US equities closed sharply higher and ended near best levels following Federal Reserve Chair Jerome Powell’s speech at Hutchins Center on Fiscal and Monetary Policy on the outlook for the economy and the changing labor. S&P 500 was back above 200 DMA, while Dow 30 index was back into a bull market, up more than 20% above the September lows.
As we enter the last month of the calendar year, stock market investors will keep a close watch on what Federal Reserve officials have to say about inflation, interest rates, and the manner in which the economy is shaping up. These factors, after all, have an impact on corporate earnings and stock valuations.
Powell reiterated that the pace of rate hikes will soon slow down – “The time for moderating the pace of rate increases may come as soon as the December meeting.” The next FOMC meeting is on December 13-14 and interestingly the November CPI data comes on December 13.

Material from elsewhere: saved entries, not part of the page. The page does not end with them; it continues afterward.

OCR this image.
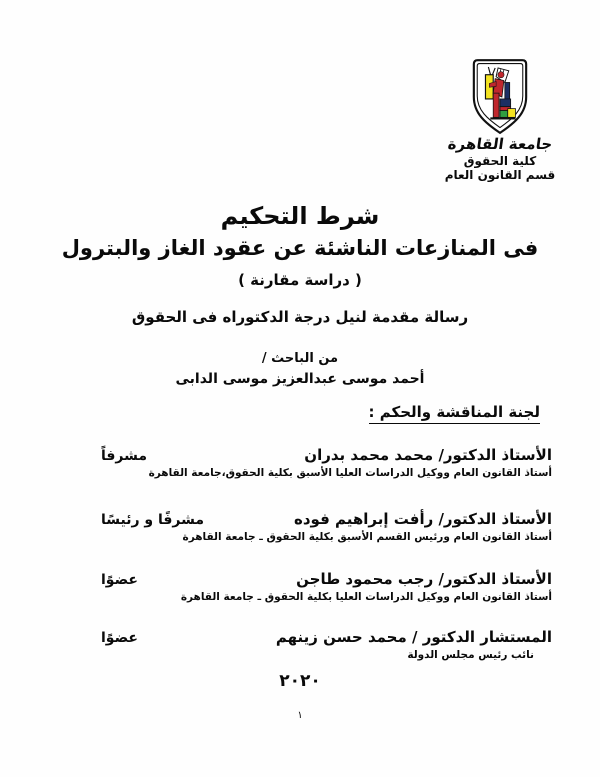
جامعة القاهرة
كلية الحقوق
قسم القانون العام
شرط التحكيم
فى المنازعات الناشئة عن عقود الغاز والبترول
( دراسة مقارنة )
رسالة مقدمة لنيل درجة الدكتوراه فى الحقوق
من الباحث /
أحمد موسى عبدالعزيز موسى الدابى
لجنة المناقشة والحكم :
الأستاذ الدكتور/ محمد محمد بدران
مشرفاً
أستاذ القانون العام ووكيل الدراسات العليا الأسبق بكلية الحقوق،جامعة القاهرة
الأستاذ الدكتور/ رأفت إبراهيم فوده
مشرفًا و رئيسًا
أستاذ القانون العام ورئيس القسم الأسبق بكلية الحقوق ـ جامعة القاهرة
الأستاذ الدكتور/ رجب محمود طاجن
عضوًا
أستاذ القانون العام ووكيل الدراسات العليا بكلية الحقوق ـ جامعة القاهرة
المستشار الدكتور / محمد حسن زينهم
عضوًا
نائب رئيس مجلس الدولة
٢٠٢٠
١
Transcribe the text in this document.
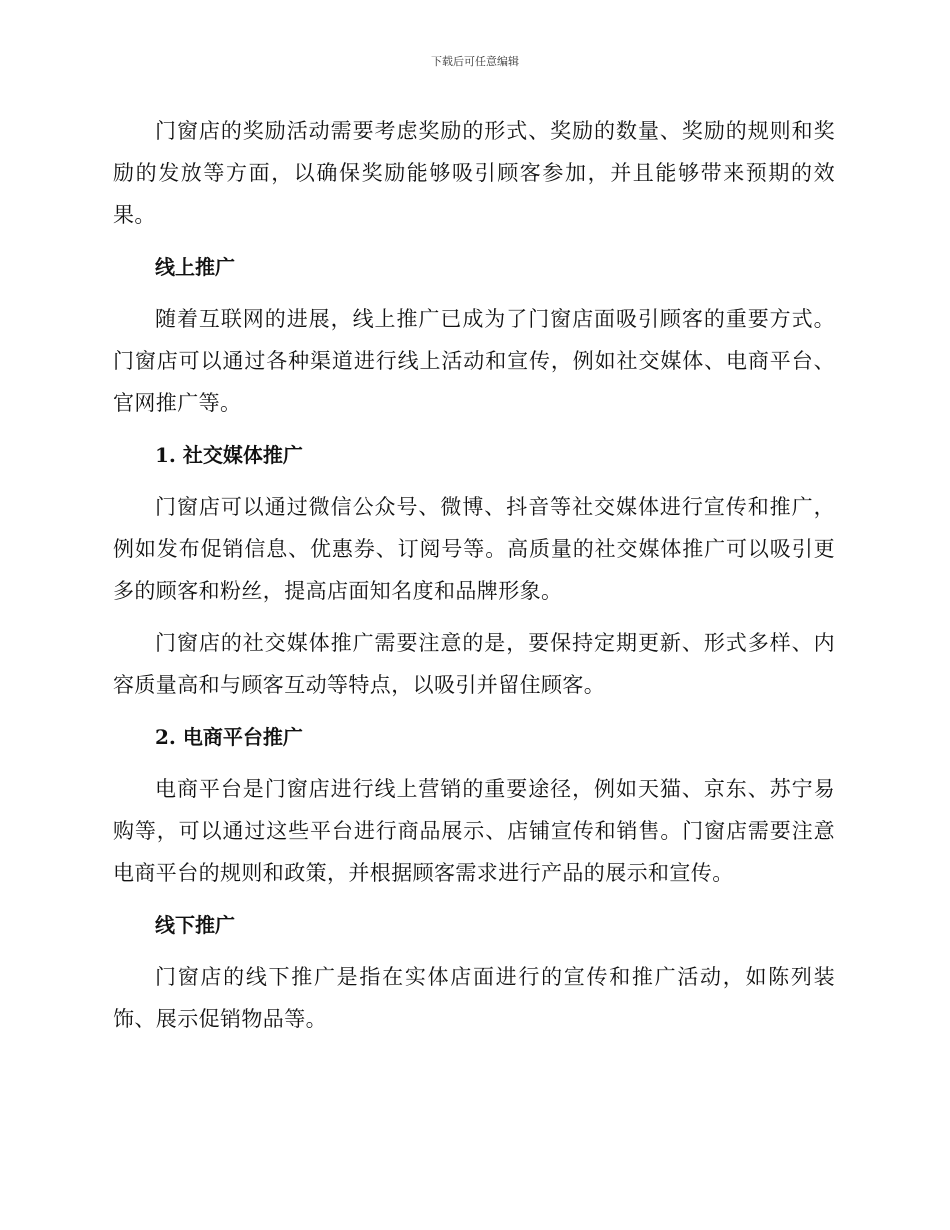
下载后可任意编辑

门窗店的奖励活动需要考虑奖励的形式、奖励的数量、奖励的规则和奖励的发放等方面，以确保奖励能够吸引顾客参加，并且能够带来预期的效果。

线上推广

随着互联网的进展，线上推广已成为了门窗店面吸引顾客的重要方式。门窗店可以通过各种渠道进行线上活动和宣传，例如社交媒体、电商平台、官网推广等。

1. 社交媒体推广

门窗店可以通过微信公众号、微博、抖音等社交媒体进行宣传和推广，例如发布促销信息、优惠券、订阅号等。高质量的社交媒体推广可以吸引更多的顾客和粉丝，提高店面知名度和品牌形象。

门窗店的社交媒体推广需要注意的是，要保持定期更新、形式多样、内容质量高和与顾客互动等特点，以吸引并留住顾客。

2. 电商平台推广

电商平台是门窗店进行线上营销的重要途径，例如天猫、京东、苏宁易购等，可以通过这些平台进行商品展示、店铺宣传和销售。门窗店需要注意电商平台的规则和政策，并根据顾客需求进行产品的展示和宣传。

线下推广

门窗店的线下推广是指在实体店面进行的宣传和推广活动，如陈列装饰、展示促销物品等。
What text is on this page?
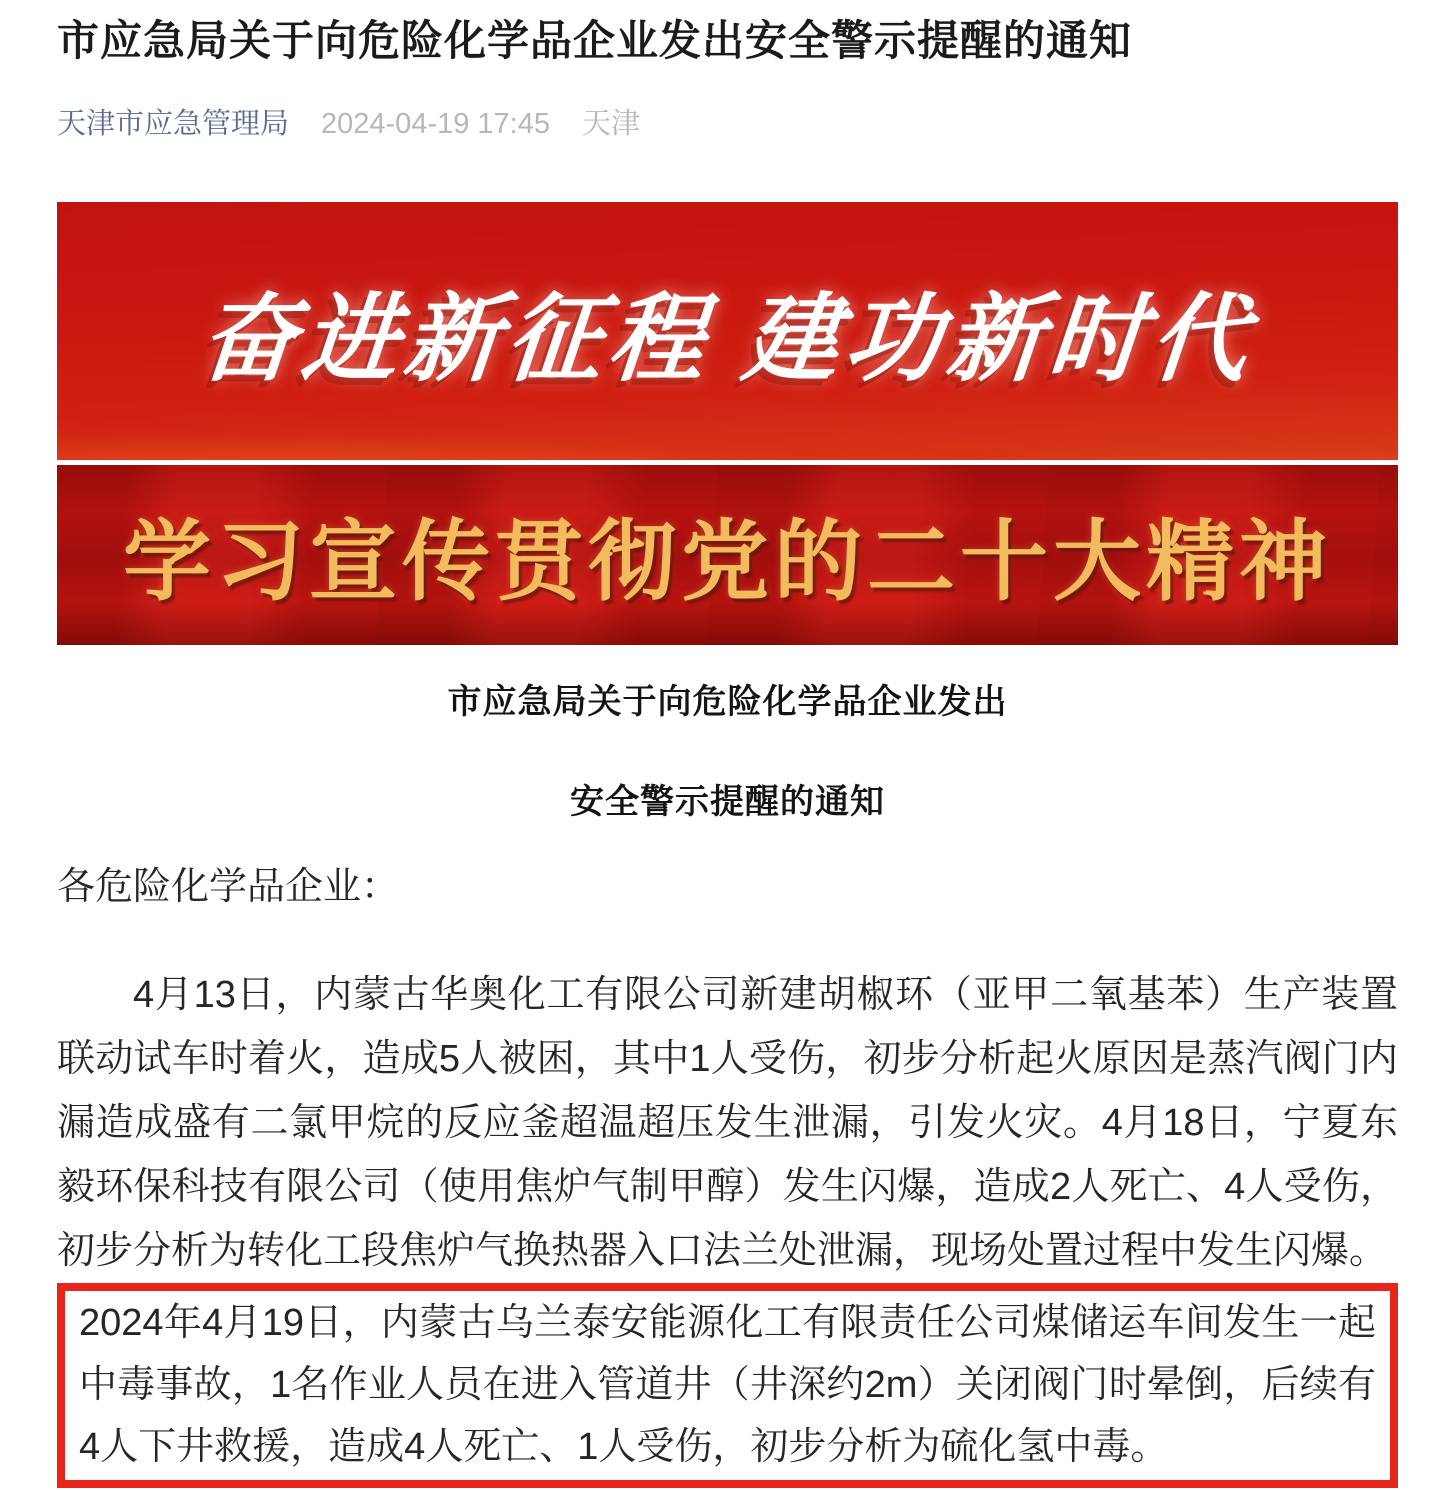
市应急局关于向危险化学品企业发出安全警示提醒的通知
天津市应急管理局 2024-04-19 17:45 天津
奋进新征程 建功新时代
学习宣传贯彻党的二十大精神
市应急局关于向危险化学品企业发出
安全警示提醒的通知

各危险化学品企业：

4月13日，内蒙古华奥化工有限公司新建胡椒环（亚甲二氧基苯）生产装置联动试车时着火，造成5人被困，其中1人受伤，初步分析起火原因是蒸汽阀门内漏造成盛有二氯甲烷的反应釜超温超压发生泄漏，引发火灾。4月18日，宁夏东毅环保科技有限公司（使用焦炉气制甲醇）发生闪爆，造成2人死亡、4人受伤，初步分析为转化工段焦炉气换热器入口法兰处泄漏，现场处置过程中发生闪爆。

2024年4月19日，内蒙古乌兰泰安能源化工有限责任公司煤储运车间发生一起中毒事故，1名作业人员在进入管道井（井深约2m）关闭阀门时晕倒，后续有4人下井救援，造成4人死亡、1人受伤，初步分析为硫化氢中毒。
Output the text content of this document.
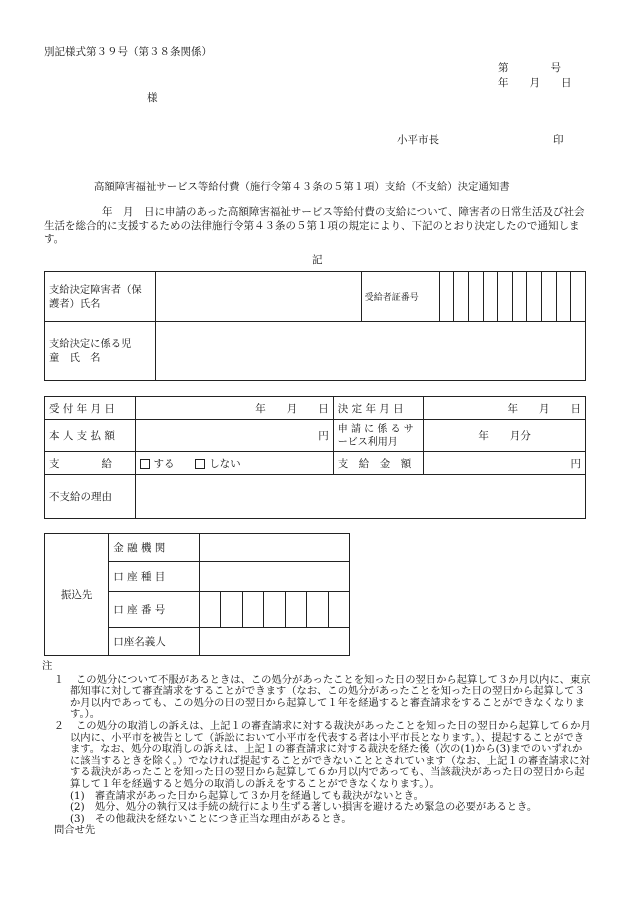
別記様式第３９号（第３８条関係）
第　　　　号
年　　月　　日
様
小平市長	印
高額障害福祉サービス等給付費（施行令第４３条の５第１項）支給（不支給）決定通知書
年　月　日に申請のあった高額障害福祉サービス等給付費の支給について、障害者の日常生活及び社会生活を総合的に支援するための法律施行令第４３条の５第１項の規定により、下記のとおり決定したので通知します。
記
支給決定障害者（保護者）氏名		受給者証番号										
支給決定に係る児　童　氏　名												
受 付 年 月 日	年　　月　　日	決 定 年 月 日	年　　月　　日
本 人 支 払 額	円	申 請 に 係 る サービス利用月	年　　月分
支　　　　給	する しない	支　給　金　額	円
不支給の理由			
振込先	金 融 機 関							
	口 座 種 目							
	口 座 番 号							
	口座名義人							
注
１	この処分について不服があるときは、この処分があったことを知った日の翌日から起算して３か月以内に、東京都知事に対して審査請求をすることができます（なお、この処分があったことを知った日の翌日から起算して３か月以内であっても、この処分の日の翌日から起算して１年を経過すると審査請求をすることができなくなります。）。
２	この処分の取消しの訴えは、上記１の審査請求に対する裁決があったことを知った日の翌日から起算して６か月以内に、小平市を被告として（訴訟において小平市を代表する者は小平市長となります。）、提起することができます。なお、処分の取消しの訴えは、上記１の審査請求に対する裁決を経た後（次の(1)から(3)までのいずれかに該当するときを除く。）でなければ提起することができないこととされています（なお、上記１の審査請求に対する裁決があったことを知った日の翌日から起算して６か月以内であっても、当該裁決があった日の翌日から起算して１年を経過すると処分の取消しの訴えをすることができなくなります。）。
(1)　審査請求があった日から起算して３か月を経過しても裁決がないとき。
(2)　処分、処分の執行又は手続の続行により生ずる著しい損害を避けるため緊急の必要があるとき。
(3)　その他裁決を経ないことにつき正当な理由があるとき。
問合せ先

“Powell’s comments were in line with the November post-policy press conference, Fed minutes and were relatively dovish as compared to few other Federal Reserve members’ views over the past two weeks. We continue to expect a 50 bps rate hike in mid-December 2022 FOMC meet and a terminal Fed Fund target rate in the band of 4.75-5%,” says Deepak Agrawal, Chief Investment Officer, Debt Fund, Kotak Mahindra Asset Management Company.
Powell acknowledges that inflation remains high and one good month (October) may not be the reason to stop raising rates – While October inflation data received so far showed a welcome surprise to the downside, these are a single month’s data, which followed upside surprises over the previous two months. It will take substantially more evidence to give comfort that inflation is actually declining. By any standard, inflation remains much too high.
Fed will remain adamant till inflation is brought well under its target of 2 per cent. Powell was clear about any Fed Pivot that the market may look forward to. This is what Powell had to say:
Monetary policy affects the economy and inflation with uncertain lags, and the full effects of our rapid tightening so far are yet to be felt. Thus, it makes sense to moderate the pace of our rate increases as we approach the level of restraint that will be sufficient to bring inflation down.
Given our progress in tightening policy, the timing of that moderation is far less significant than the questions of how much further we will need to raise rates to control inflation, and the length of time it will be necessary to hold policy at a restrictive level.
It is likely that restoring price stability will require holding policy at a restrictive level for some time.
History cautions strongly against prematurely loosening policy. We will stay the course until the job is done.